Небо было великолепно, свет не проникал в мой угол, стоило мне взглянуть вверх, как я увидел созвездие Большой Медведицы. Но теперь все было по-другому: раньше, когда я сидел в карцере архиепископства, я мог видеть клочок неба в любую минуту, и каждый раз оно пробуждало во мне различные воспоминания. Утром, когда небеса были пронзительноголубыми и невесомыми, я представлял атлантические пляжи. В полдень, когда солнце было в зените, мне вспоминался севильский бар, где я когда-то попивал мансанилью, закусывая анчоусами и оливками. После полудня, когда я оказывался в тени, припоминалась глубокая тень, покрывающая половину арены, в то время как другая половина была залита солнцем; и мне грустно было видеть таким способом землю, отраженную в крохотном клочке неба. Но теперь я глядел в небо так, как хотел: оно не вызывало в памяти решительно ничего. Мне это больше нравилось. Я вернулся на место и сел рядом с Томом. Помолчали.

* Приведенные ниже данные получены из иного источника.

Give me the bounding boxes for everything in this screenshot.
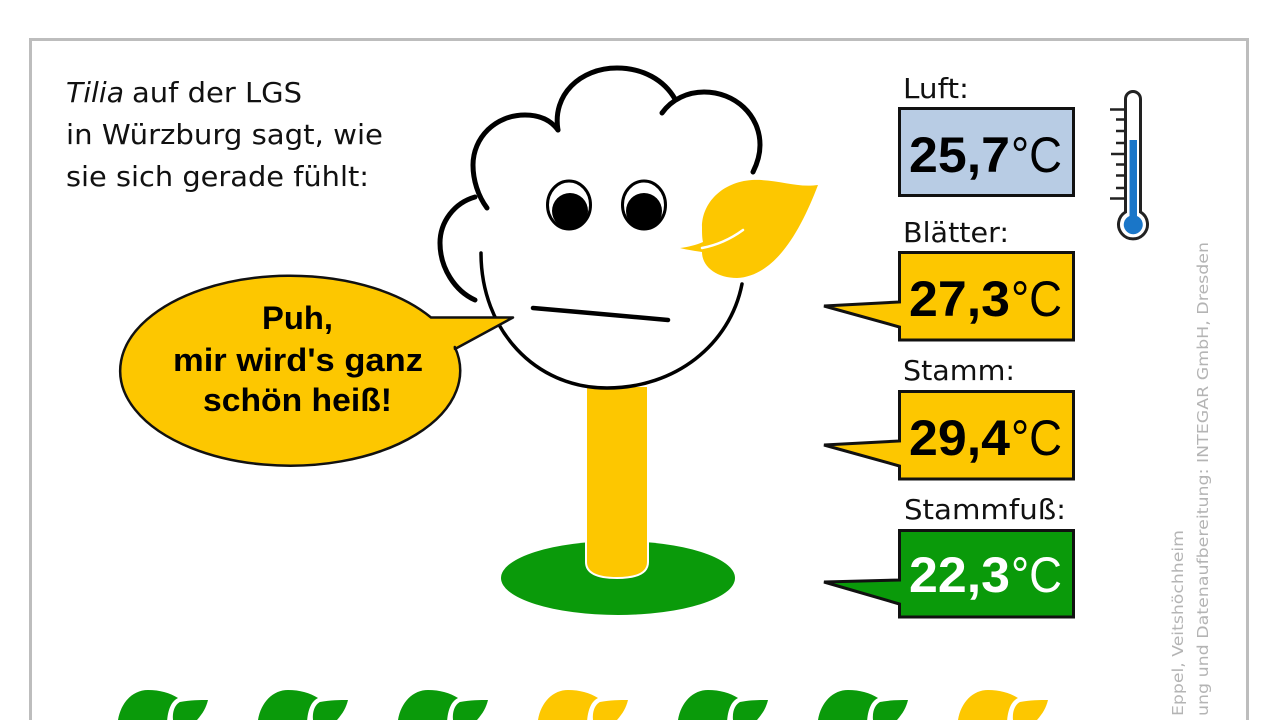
intro text: Tilia — [66, 76, 124, 109]
reading: trunk base temperature: 22,3 — [909, 547, 1010, 603]
credits (rotated) — [1169, 242, 1212, 716]
reading: trunk temperature: 29,4 — [909, 410, 1010, 466]
credits (rotated): ung und Datenaufbereitung: INTEGAR GmbH, Dresden — [1194, 242, 1212, 716]
icon: yellow leaf 7 — [958, 690, 1048, 720]
speech bubble: mir wird's ganz — [173, 342, 423, 378]
intro text — [66, 76, 383, 193]
intro text: sie sich gerade fühlt: — [66, 160, 369, 193]
illustration: tree face — [533, 181, 668, 320]
illustration: tree trunk and ground — [501, 386, 735, 615]
credits (rotated): Eppel, Veitshöchheim — [1169, 530, 1187, 716]
reading: leaf temperature — [824, 216, 1074, 340]
icon: green leaf 5 — [678, 690, 768, 720]
reading: trunk temperature — [824, 354, 1074, 479]
intro text: auf der LGS — [132, 76, 302, 109]
icon: right eye — [622, 181, 666, 229]
reading: air temperature — [900, 72, 1074, 196]
icon: yellow leaf — [680, 180, 818, 278]
icon: thermometer — [1110, 92, 1148, 239]
reading: air temperature: °C — [1011, 127, 1062, 183]
icon: green leaf 1 — [118, 690, 208, 720]
reading: trunk temperature: Stamm: — [903, 354, 1015, 387]
icon: green leaf 3 — [398, 690, 488, 720]
mouth — [533, 308, 668, 320]
icon: yellow leaf 4 — [538, 690, 628, 720]
status row: leaf icons — [118, 690, 1048, 720]
reading: trunk temperature: °C — [1011, 410, 1062, 466]
reading: trunk base temperature — [824, 493, 1074, 617]
speech bubble: Puh, — [262, 300, 333, 336]
reading: air temperature: Luft: — [903, 72, 969, 105]
reading: leaf temperature: °C — [1011, 271, 1062, 327]
intro text: in Würzburg sagt, wie — [66, 118, 383, 151]
speech bubble — [120, 276, 513, 466]
speech bubble: schön heiß! — [203, 382, 392, 418]
icon: green leaf 2 — [258, 690, 348, 720]
illustration: tree crown outline — [440, 68, 760, 388]
icon: left eye — [548, 181, 590, 229]
reading: leaf temperature: 27,3 — [909, 271, 1010, 327]
icon: green leaf 6 — [818, 690, 908, 720]
reading: leaf temperature: Blätter: — [903, 216, 1009, 249]
reading: trunk base temperature: Stammfuß: — [904, 493, 1066, 526]
reading: trunk base temperature: °C — [1011, 547, 1062, 603]
reading: air temperature: 25,7 — [909, 127, 1010, 183]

Через некоторое время он вполголоса заговорил. Молчать он просто не мог: только произнося слова вслух, он осознавал себя. По-видимому, он обращался ко мне, хотя и смотрел куда-то в сторону. Он, несомненно, боялся увидеть меня таким, каким я стал, – потным и пепельно-серым: теперь мы были похожи друг на друга, и каждый из нас стал для другого зеркалом. Он смотрел на бельгийца, на живого.
– Ты в состоянии это понять? – спросил он. – Я нет.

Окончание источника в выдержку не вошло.